Sécurité alimentaire : Plus d'un million de Marocains sous-alimentés selon l'ONU

Sécurité alimentaire : Plus d'un million de Marocains sous-alimentés selon l'ONU
Source : LesInfos.ma
12/09/2018 15:15

Selon le rapport 2018 sur l’état de la sécurité alimentaire et de la nutrition dans le monde, publié mardi et signé par l'Organisation des Nations unies pour l’alimentation et l’agriculture, près de 1,4 million de Marocains sont sous-alimentés. Un chiffre édifiant qui s'accompagne néanmoins d'une hausse significative de la prévalence de l'obésité.

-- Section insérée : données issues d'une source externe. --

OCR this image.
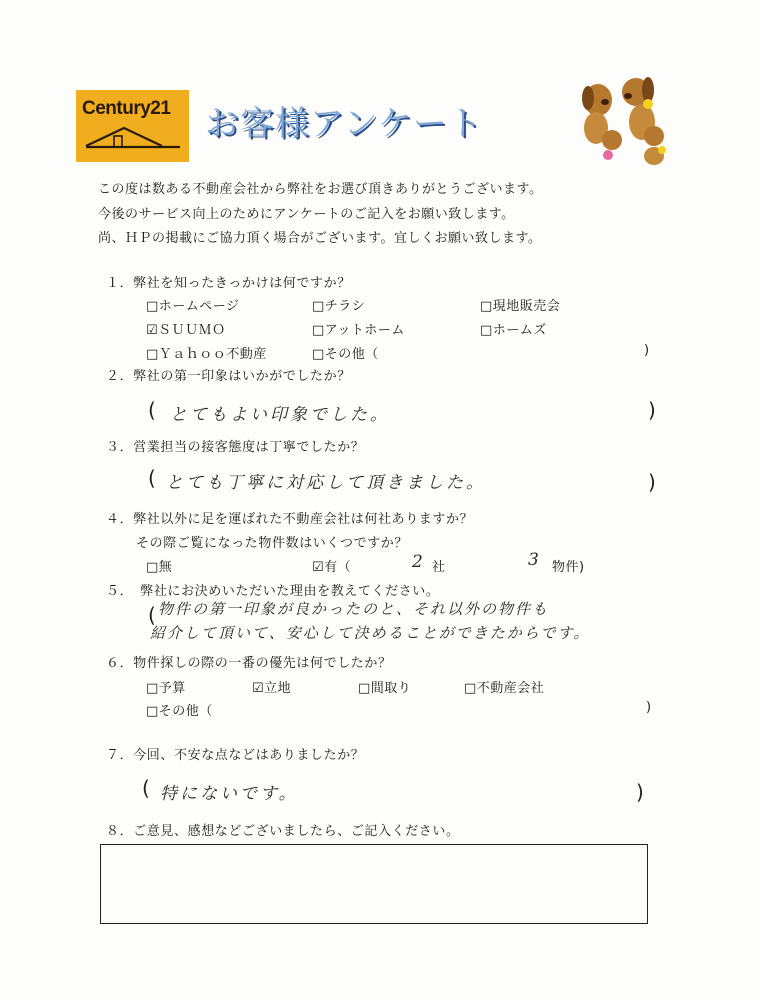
Century21 お客様アンケート
この度は数ある不動産会社から弊社をお選び頂きありがとうございます。
今後のサービス向上のためにアンケートのご記入をお願い致します。
尚、ＨＰの掲載にご協力頂く場合がございます。宜しくお願い致します。
１．弊社を知ったきっかけは何ですか？
□ホームページ	□チラシ	□現地販売会
☑ＳＵＵＭＯ	□アットホーム	□ホームズ
□Ｙａｈｏｏ不動産	□その他（	)
２．弊社の第一印象はいかがでしたか？
( とてもよい印象でした。	)
３．営業担当の接客態度は丁寧でしたか？
( とても丁寧に対応して頂きました。	)
４．弊社以外に足を運ばれた不動産会社は何社ありますか？
その際ご覧になった物件数はいくつですか？
□無	☑有（	2 社	3 物件)
５．　弊社にお決めいただいた理由を教えてください。
( 物件の第一印象が良かったのと、それ以外の物件も
紹介して頂いて、安心して決めることができたからです。
６．物件探しの際の一番の優先は何でしたか？
□予算	☑立地	□間取り	□不動産会社
□その他（	)
７．今回、不安な点などはありましたか？
( 特にないです。	)
８．ご意見、感想などございましたら、ご記入ください。
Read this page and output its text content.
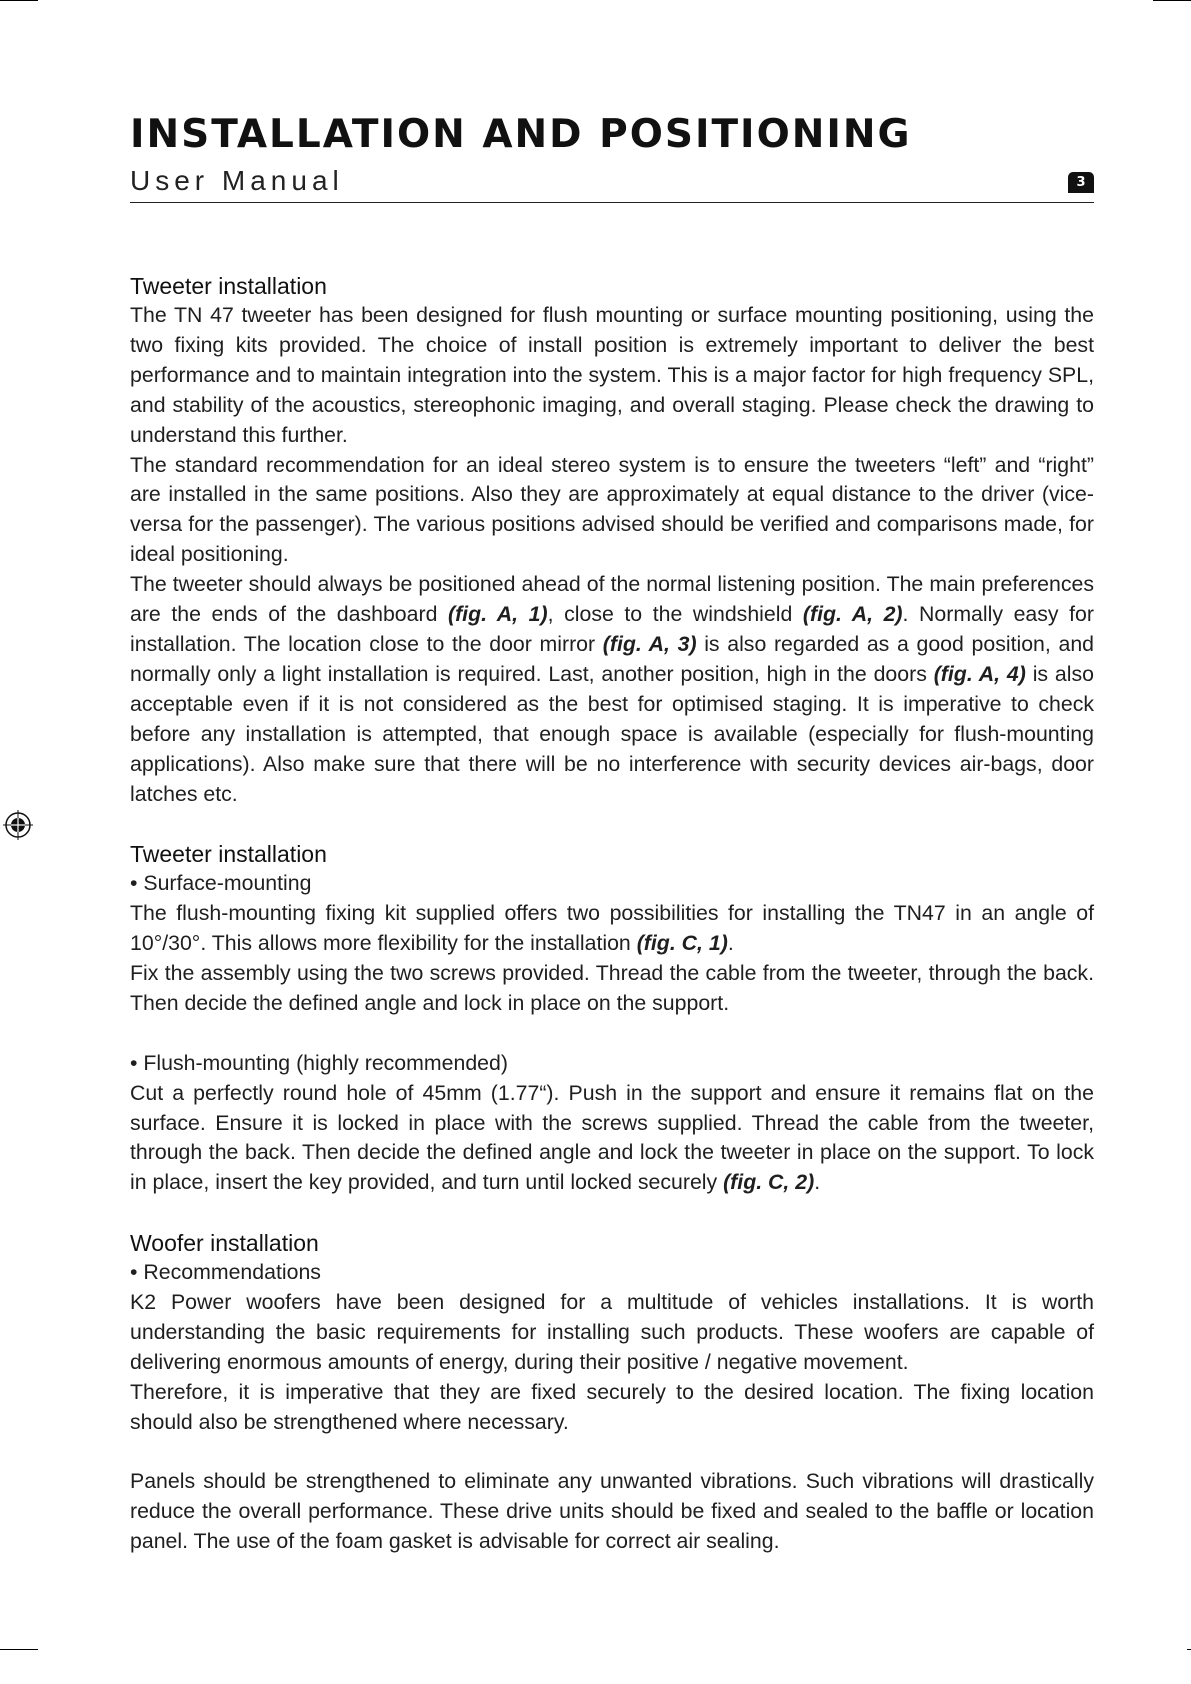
INSTALLATION AND POSITIONING
User Manual	3
Tweeter installation

The TN 47 tweeter has been designed for flush mounting or surface mounting positioning, using the two fixing kits provided. The choice of install position is extremely important to deliver the best performance and to maintain integration into the system. This is a major factor for high frequency SPL, and stability of the acoustics, stereophonic imaging, and overall staging. Please check the drawing to understand this further.

The standard recommendation for an ideal stereo system is to ensure the tweeters “left” and “right” are installed in the same positions. Also they are approximately at equal distance to the driver (vice-versa for the passenger). The various positions advised should be verified and comparisons made, for ideal positioning.

The tweeter should always be positioned ahead of the normal listening position. The main preferences are the ends of the dashboard (fig. A, 1), close to the windshield (fig. A, 2). Normally easy for installation. The location close to the door mirror (fig. A, 3) is also regarded as a good position, and normally only a light installation is required. Last, another position, high in the doors (fig. A, 4) is also acceptable even if it is not considered as the best for optimised staging. It is imperative to check before any installation is attempted, that enough space is available (especially for flush-mounting applications). Also make sure that there will be no interference with security devices air-bags, door latches etc.

Tweeter installation

• Surface-mounting

The flush-mounting fixing kit supplied offers two possibilities for installing the TN47 in an angle of 10°/30°. This allows more flexibility for the installation (fig. C, 1).

Fix the assembly using the two screws provided. Thread the cable from the tweeter, through the back. Then decide the defined angle and lock in place on the support.

• Flush-mounting (highly recommended)

Cut a perfectly round hole of 45mm (1.77“). Push in the support and ensure it remains flat on the surface. Ensure it is locked in place with the screws supplied. Thread the cable from the tweeter, through the back. Then decide the defined angle and lock the tweeter in place on the support. To lock in place, insert the key provided, and turn until locked securely (fig. C, 2).

Woofer installation

• Recommendations

K2 Power woofers have been designed for a multitude of vehicles installations. It is worth understanding the basic requirements for installing such products. These woofers are capable of delivering enormous amounts of energy, during their positive / negative movement.

Therefore, it is imperative that they are fixed securely to the desired location. The fixing location should also be strengthened where necessary.

Panels should be strengthened to eliminate any unwanted vibrations. Such vibrations will drastically reduce the overall performance. These drive units should be fixed and sealed to the baffle or location panel. The use of the foam gasket is advisable for correct air sealing.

Plus de 1,4 million de personnes sous-alimentées au Maroc entre 2015 et 2017 ! Ce chiffre déroutant est dévoilé par le dernier rapport 2018 sur l’état de la sécurité alimentaire et de la nutrition dans le monde. Si ce nombre est encore beaucoup trop important dans un pays comptant plus de 35 millions d'habitants, il tend néanmoins à décliner sensiblement. En effet, le document onusien souligne le recul enregistré par le royaume qui dénombrait, entre 2004 et 2006, près de 1,7 million de personnes sous-alimentées. 

En Algérie voisine, le nombre de personnes sous-alimentées s'élève à 1,9 million, tandis qu'en Égypte il atteint les 4,6 millions et ils seraient près de 10 millions de personnes sous alimentées au Soudan. 

Ainsi, le document informe que la prévalence de la sous-alimentation dans la population totale au Maroc a baissé de 5,7 points entre 2004 et 2006 à 3,9 points entre 2015 et 2017. « Dans son environnement nord-africain, composé selon le rapport de l’Algérie, de l’Égypte, de la Libye, du Soudan et de la Tunisie, la prévalence de la sous-alimentation parmi la population totale au Maroc reste loin de la moyenne, fixée par la FAO à 8,4% », relayent nos confrères de Yabiladi.

Ce rapport inquiétant pour bon nombre de nations africaines a été réalisé en collaboration par l'Organisation des Nations unies pour l’alimentation et l’agriculture, le Fonds international de développement agricole (FIDA), le Fonds des Nations unies pour l’enfance (UNICEF), le Programme alimentaire mondial (PAM) et l’Organisation mondiale de la santé (OMS).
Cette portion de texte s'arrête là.